Since its inception, the startup has been dedicated to R&D of its technologies and products and, at the same time, has taken advantage of its ability to perform analysis and testing to provide services, especially to companies in the cosmetics and pharmaceutical segment. Thanks to the provision of services, Nanomed today is self-sustaining, states Amanda, who is the company’s CEO. “However, profit is still being reinvested,” she says.

For its R&D and service activities, Nanomed has equipment at the company’s headquarters, some of them acquired in projects supported by Fapesp and the Brazilian federal agencies Finep and CNPq. In addition, the startup hires specific assays at university labs and other partners.

Fifteen people currently work at Nanomed – partners, employees, fellows and consultants. Most of the team consists of masters and doctors with degrees in Pharmacy, Chemistry, Engineering and Physics, who work in product development and service provision. The startup also has professionals working in the legal and administrative areas.

Below is our interview with Amanda Luizetto dos Santos, founding partner and CEO of Nanomed.

Founding partner of Nanomed: Amanda Luizetto dos Santos.
Founding partner of Nanomed: Amanda Luizetto dos Santos.

B-MRS Newsletter: What were the most important factors that enabled the creation and development of the startup?

Amanda Luizetto dos Santos: The key factors that enabled Nanomed include the support of Fapesp and ParqTec. Since the beginning of Nanomed, Fapesp has been a fundamental pillar in technology and product developments by financing innovative and high risk projects. ParqTec, which is the oldest incubator in Latin America and is located in São Carlos, was very important because it allowed immersing in the environment of innovative entrepreneurship, as well as supporting the business construction.

B-MRS Newsletter: What were the most important moments for you in the history of the startup?

Amanda Luizetto dos Santos: The most important moment was participating in a meeting at Anvisa’s parliamentary meeting to defend a grade 2 cosmetic product developed by Nanomed and which will be launched and marketed later this year.

[Editor´s Note: Grade 2 products are toiletries or cosmetics whose characteristics require proof of safety and/or efficacy, as well as information on use mode and restrictions].

B-MRS Newsletter: What were the main difficulties the startup has faced thus far?

Amanda Luizetto dos Santos: The main difficulty, still encountered, is the slowness and regulatory bureaucracy that is related to the fact we work in the health area.

B-MRS Newsletter: What do you think is the main contribution of the startup to society?

Amanda Luizetto dos Santos: The main contribution is to offer safe and innovative products to society and contribute to the population’s quality of life.

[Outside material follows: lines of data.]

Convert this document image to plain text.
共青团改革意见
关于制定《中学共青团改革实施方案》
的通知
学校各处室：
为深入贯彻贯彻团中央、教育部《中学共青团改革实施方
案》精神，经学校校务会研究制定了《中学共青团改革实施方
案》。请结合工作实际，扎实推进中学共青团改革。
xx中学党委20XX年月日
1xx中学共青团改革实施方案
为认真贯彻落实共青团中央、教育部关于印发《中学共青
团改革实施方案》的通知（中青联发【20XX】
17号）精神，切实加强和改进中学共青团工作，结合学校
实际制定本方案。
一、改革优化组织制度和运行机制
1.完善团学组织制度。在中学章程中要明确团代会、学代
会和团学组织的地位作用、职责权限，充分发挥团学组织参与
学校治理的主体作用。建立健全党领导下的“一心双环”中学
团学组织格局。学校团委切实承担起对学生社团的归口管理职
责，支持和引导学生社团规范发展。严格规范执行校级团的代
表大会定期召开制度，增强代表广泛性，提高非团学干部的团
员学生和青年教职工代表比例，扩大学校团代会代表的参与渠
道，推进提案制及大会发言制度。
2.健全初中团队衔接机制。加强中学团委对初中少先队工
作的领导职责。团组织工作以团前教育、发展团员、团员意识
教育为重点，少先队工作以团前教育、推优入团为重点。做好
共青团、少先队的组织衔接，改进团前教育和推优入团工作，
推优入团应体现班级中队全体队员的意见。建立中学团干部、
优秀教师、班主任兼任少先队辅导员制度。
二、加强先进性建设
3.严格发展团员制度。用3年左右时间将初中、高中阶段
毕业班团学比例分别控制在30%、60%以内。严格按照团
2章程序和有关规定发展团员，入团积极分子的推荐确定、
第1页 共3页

B-MRS Newsletter: What is your goal/dream for the startup?

Amanda Luizetto dos Santos: Nanomed’s goal is to make people happy and satisfied by offering a line of innovative and high performance products in the domestic and international market.

B-MRS Newsletter: Leave a message to our newsletter readers and social media followers who are considering starting a startup.

Amanda Luizetto dos Santos: I believe we need to be realistic when we think about the future, especially when it comes to opening a business of our own. The idea that to undertake is to have no boss does not exist, in fact, you have thousands of bosses, such as client, employee, government, and many others. So, entrepreneurship means working hard and in all sectors of the business (all of them!). Creating a startup and keeping it alive requires a great deal of work (quite a lot), dedication, resilience and a cool head.

The universe of entrepreneurship is a constant adrenaline rush, particularly addictive, while it brings immense satisfaction to see things come to fruition, that cold feeling in the belly is inevitable. I can’t live without it (I still don’t know if fortunately or unfortunately!).